Машинально я взялся за карман. Но лезть туда было незачем. Остановившись, я все вспомнил. И уставился глазами в лицо бабы Мани.

– Доставай, Марик. Кутить так кутить! Или что?.. Потерял разве?

– Не-ет, – с трудом выговорил я.

И из глаз моих потекли слезы. Я заплакал без рева, задавливая голос, отфыркивая судорогу.

– Ну что ты? Что ты? Родимый! Потерял, ну и ладно, – подвинувшись ко мне и обняв за плечи, принялась утешать меня баба Маня, приговаривая:

– Да бог с ним, с сухариком.

Оттого, что меня пожалели, я зашелся еще пуще.

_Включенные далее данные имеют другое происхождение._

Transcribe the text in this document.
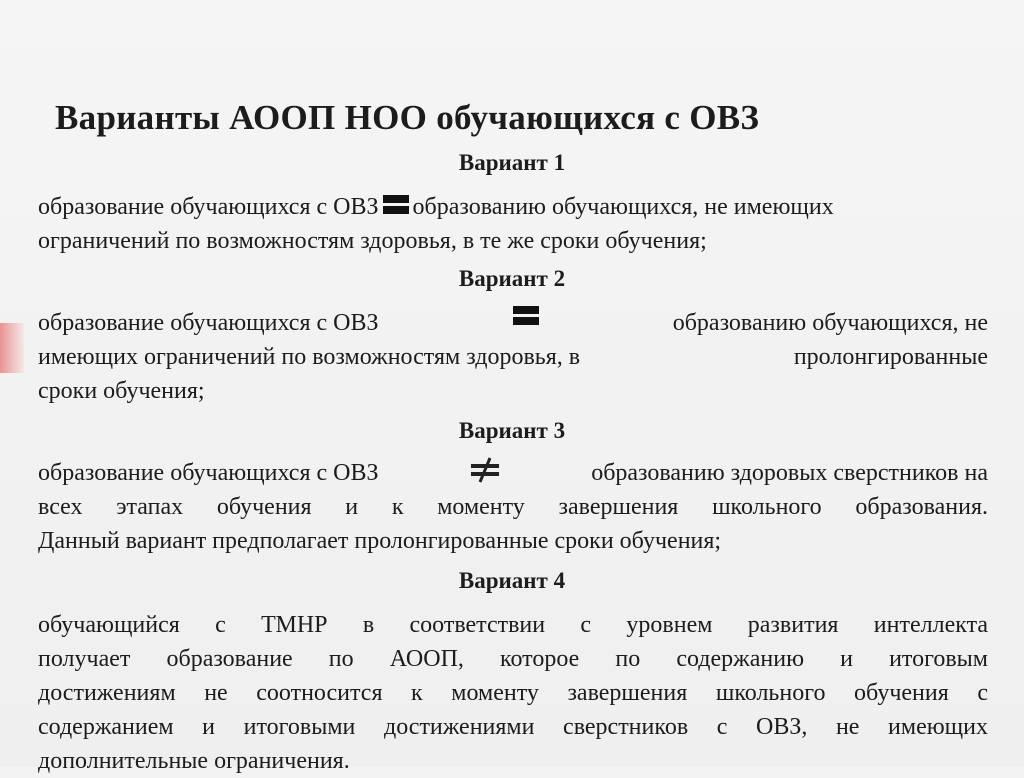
Варианты АООП НОО обучающихся с ОВЗ
Вариант 1
образование обучающихся с ОВЗ образованию обучающихся, не имеющих
ограничений по возможностям здоровья, в те же сроки обучения;
Вариант 2
образование обучающихся с ОВЗ	образованию обучающихся, не
имеющих ограничений по возможностям здоровья, в	пролонгированные
сроки обучения;
Вариант 3
образование обучающихся с ОВЗ	образованию здоровых сверстников на
всех этапах обучения и к моменту завершения школьного образования.
Данный вариант предполагает пролонгированные сроки обучения;
Вариант 4
обучающийся с ТМНР в соответствии с уровнем развития интеллекта
получает образование по АООП, которое по содержанию и итоговым
достижениям не соотносится к моменту завершения школьного обучения с
содержанием и итоговыми достижениями сверстников с ОВЗ, не имеющих
дополнительные ограничения.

– Баба! – впервые я обратился к ней, не употребляя имени. – Я съел его… Нечаянно.

Обманывать, хитрить, притворяться я еще не умел, а вот чувствовать за собой вину – оттого, что описался или воздух испортил – уже приходилось. (Через много-много лет, когда я учился в МГУ, я узнал от психологов, что характер человека складывается до двух лет, а личность – до пяти. Подтверждаю – сущая правда, и это не было для меня откровением).

– Съел? Ну и пусть. Что из того? К обеду нам подадут что-нибудь. Ой! Да погоди-ка…

Она достала из своего мешка сверток, что совсем еще недавно подала нам женщина. Это было интересным, и я успокоился. В свертке оказалась записка и еда, обычная для того времени еда: две картошины, помидорина и кусок хлеба (побольше ста граммов).

– Марик, да мы с тобой богатеи!.. Видать, весь завтрак отдала нам девонька. А что в записке-то?..

В записке были вписаны фамилия и имя мужчины. Баба Маня начала что-то лепетать и причитать, закрывая глаза, потом повторила имя и фамилию мужчины, трижды перекрестилась и добавила:

– … Чтоб вернуться ему живым и невредимым. Сохрани его, Боже!

Много раз потом в своей жизни я вспоминал эту первую нашу милостыню. Ясно, что не только завтрак отдала нам женщина. И обед тоже. Она верила, что, помогая нам, она помогает своему любимому или просто дорогому человеку; что, страдая сама, она облегчает ему тяготы и раздвигает горизонт для возвращения домой.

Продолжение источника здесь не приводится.